Set to open the doors to the new band this month is Hyderabad’s own Hogwarts, although there are no instruments and whistles for the school of magic. Soon, 20 students will enter a corner-packed room at Potti Sreeramulu Telugu University here, and leave, after 120 days, a diploma in magic – the only such course offered throughout India.
Starting in 2014, this short course, completed with a syllabus, semester (theory and practical) tests, and a university certificate stamped at the end of it, found holders inside and outside Telangana.
Samula Venu said that they also added saying that after hearing about it, the governments of Rajasthan, Odisha, Maharashtra, Madhya Pradesh have also expressed interest in starting similar studies. We hope they will start soon, a well-known fraudster who started the course. His goal: to make magic work in the deepest sense of the word. He also said that apart from Telangana, they have students from these provinces who come here to study magic.
Currently, most courses in magic are limited to online courses or workshops, usually spread for more than 7 to 10 days. Inside too, it is often part of a larger stream of study. “This (magic) is part of a cultural phenomenon taught in a few places,” says author John Zubrzycki, author, Jadoowallahs, Jugglers and Jinns, released in 2018.
But can magic be taught in a classroom? Ram Akhil said that the art of play involves a lot of technology and a lesson like this helps one understand those nuances – like what you do when a bad strategy comes out of the field, he said that one of the first to do the study. But for someone like him from the MSc field (forensic science), it opened his eyes to the many magical tricks he did not know, added the ‘thinking artist’ of more than 1,500 games – in India and abroad – under his belt. His most famous strategy: producing money notes on stage.

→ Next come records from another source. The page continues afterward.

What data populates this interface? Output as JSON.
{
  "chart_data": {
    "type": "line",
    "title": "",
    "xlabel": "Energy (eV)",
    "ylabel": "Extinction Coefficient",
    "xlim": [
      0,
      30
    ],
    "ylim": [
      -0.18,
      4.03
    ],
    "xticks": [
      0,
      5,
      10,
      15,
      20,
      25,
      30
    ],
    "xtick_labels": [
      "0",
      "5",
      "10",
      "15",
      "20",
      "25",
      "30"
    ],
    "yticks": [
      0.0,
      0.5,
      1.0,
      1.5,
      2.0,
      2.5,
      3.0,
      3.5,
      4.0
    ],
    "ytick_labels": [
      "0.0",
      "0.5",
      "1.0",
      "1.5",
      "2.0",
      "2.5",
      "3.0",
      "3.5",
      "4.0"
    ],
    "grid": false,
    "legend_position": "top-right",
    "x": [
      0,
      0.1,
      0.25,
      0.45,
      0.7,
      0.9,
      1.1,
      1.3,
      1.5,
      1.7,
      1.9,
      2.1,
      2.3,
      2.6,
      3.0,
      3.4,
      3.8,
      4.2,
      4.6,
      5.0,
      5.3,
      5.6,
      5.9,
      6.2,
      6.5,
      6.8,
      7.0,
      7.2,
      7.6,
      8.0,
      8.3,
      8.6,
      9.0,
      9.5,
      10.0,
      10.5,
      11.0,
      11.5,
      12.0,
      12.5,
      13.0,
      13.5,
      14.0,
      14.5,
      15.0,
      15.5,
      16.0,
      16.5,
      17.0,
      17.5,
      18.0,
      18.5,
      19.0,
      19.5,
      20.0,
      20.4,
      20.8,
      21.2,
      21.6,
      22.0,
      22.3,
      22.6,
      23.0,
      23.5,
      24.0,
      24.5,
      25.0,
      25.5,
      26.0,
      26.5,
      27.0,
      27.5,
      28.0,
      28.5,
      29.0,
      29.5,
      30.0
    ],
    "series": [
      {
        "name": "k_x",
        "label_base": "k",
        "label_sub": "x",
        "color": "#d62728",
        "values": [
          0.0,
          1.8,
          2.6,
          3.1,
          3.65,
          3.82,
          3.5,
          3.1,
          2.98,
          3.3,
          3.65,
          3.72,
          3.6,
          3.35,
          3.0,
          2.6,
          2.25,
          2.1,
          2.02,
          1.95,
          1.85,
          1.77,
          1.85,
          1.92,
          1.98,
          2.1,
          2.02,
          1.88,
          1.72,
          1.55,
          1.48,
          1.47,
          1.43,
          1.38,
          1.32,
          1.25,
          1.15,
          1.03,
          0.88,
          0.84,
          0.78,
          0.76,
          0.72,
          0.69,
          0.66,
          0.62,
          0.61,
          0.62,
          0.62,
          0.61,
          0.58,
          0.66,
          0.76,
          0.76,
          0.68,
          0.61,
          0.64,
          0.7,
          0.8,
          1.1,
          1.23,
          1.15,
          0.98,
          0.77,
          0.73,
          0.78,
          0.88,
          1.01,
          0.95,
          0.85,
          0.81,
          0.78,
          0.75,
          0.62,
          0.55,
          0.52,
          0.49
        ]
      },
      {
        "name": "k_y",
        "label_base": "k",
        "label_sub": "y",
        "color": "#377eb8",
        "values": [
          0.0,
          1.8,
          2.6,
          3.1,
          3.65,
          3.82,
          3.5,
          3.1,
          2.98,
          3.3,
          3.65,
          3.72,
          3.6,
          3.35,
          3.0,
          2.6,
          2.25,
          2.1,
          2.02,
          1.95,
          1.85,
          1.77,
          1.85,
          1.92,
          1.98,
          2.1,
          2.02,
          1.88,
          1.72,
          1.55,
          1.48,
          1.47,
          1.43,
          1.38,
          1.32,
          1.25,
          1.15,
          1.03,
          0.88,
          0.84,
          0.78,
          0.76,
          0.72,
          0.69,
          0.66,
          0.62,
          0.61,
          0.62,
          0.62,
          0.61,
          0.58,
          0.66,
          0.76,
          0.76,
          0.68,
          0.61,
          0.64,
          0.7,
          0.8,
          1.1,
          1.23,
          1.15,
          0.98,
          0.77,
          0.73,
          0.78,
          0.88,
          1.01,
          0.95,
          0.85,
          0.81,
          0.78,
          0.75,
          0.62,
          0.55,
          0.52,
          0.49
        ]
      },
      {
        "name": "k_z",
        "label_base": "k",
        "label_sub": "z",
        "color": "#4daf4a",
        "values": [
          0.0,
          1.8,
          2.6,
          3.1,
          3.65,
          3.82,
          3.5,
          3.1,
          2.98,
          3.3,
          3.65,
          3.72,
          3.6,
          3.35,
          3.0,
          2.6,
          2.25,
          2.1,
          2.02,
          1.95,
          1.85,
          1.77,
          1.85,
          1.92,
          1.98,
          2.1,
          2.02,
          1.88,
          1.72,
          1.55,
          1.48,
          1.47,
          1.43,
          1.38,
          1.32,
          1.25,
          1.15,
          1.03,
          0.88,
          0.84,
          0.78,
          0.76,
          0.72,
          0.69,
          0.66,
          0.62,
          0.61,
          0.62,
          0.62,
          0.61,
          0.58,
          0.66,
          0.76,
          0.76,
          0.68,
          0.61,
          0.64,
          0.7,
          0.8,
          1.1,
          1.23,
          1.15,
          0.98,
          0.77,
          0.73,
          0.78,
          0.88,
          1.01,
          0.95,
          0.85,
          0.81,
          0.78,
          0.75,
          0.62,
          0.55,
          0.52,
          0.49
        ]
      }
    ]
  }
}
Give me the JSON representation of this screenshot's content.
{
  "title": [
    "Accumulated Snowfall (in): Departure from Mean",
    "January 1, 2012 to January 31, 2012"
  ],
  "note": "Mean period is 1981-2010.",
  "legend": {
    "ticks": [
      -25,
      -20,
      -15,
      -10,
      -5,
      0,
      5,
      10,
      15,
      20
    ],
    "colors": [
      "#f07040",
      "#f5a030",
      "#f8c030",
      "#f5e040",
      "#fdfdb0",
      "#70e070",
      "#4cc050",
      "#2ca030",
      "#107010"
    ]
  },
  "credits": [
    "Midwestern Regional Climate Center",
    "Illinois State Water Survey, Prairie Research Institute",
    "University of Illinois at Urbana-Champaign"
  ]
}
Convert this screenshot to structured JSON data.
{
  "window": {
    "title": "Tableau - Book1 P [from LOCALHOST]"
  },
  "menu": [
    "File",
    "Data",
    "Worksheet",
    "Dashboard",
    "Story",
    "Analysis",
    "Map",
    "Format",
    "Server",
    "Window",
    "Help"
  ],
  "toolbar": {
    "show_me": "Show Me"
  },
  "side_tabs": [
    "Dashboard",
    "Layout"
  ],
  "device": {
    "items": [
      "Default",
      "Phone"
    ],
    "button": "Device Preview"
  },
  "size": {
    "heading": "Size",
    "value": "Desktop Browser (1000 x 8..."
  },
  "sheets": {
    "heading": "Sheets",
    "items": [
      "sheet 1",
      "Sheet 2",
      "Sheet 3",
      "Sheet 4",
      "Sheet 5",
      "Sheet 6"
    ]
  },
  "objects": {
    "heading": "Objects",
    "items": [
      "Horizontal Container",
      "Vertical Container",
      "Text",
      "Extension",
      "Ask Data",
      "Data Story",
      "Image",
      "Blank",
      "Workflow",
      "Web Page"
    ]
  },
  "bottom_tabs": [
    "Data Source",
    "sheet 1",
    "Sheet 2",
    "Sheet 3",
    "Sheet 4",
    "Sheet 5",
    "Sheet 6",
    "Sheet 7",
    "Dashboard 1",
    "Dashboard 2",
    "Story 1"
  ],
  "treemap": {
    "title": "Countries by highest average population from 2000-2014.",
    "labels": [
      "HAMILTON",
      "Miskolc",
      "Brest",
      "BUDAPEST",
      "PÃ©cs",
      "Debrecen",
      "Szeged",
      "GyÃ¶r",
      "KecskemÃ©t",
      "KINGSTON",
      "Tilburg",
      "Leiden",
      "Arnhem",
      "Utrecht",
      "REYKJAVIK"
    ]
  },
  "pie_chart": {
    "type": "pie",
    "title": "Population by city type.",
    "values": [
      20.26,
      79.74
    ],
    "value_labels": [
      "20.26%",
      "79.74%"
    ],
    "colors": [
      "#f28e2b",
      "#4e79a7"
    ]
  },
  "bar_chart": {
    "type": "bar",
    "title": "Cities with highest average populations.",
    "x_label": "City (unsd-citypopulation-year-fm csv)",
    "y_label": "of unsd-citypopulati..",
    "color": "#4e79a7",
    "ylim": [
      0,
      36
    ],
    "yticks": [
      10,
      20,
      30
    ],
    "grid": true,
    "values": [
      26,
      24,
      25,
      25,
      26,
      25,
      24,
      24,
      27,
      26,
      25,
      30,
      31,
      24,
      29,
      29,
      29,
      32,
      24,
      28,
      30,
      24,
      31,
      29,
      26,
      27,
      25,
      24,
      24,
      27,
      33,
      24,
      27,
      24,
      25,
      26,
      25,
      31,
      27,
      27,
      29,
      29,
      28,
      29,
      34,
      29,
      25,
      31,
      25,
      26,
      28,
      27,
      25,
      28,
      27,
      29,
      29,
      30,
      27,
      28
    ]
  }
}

The fact that a certificate allows a person to take paid gig, which pays well – most make Rs 1 lakh or more (average Rs 30,000 to Rs 50,000) per month – adds to the charm.
“Along with money, a job like this helps one stand out from the crowd,” said Rajkumar Darna, 37, looking for a seat in the next collection. A graduate of MMom, who has a lucrative job in the private sector, Darna says she has always, privately, satisfied the desire to donate a magical hat.
An interview with aspirants waiting in line for their selection interview revealed that many have postgraduate degrees (even careers) that they intend to hold, to do a work of magical art.
Nakul Shenoy said that this (magic) is the second best job and for many it is the only job. There are many ways to make and entertain, be it private groups, community activities, or brun-stars. While this is a break like many other things with Covid, he hope that soon life will go on and that the witches will be able to do what they do best – to do magic, a well-known Indian psychologist based in Bangaluru.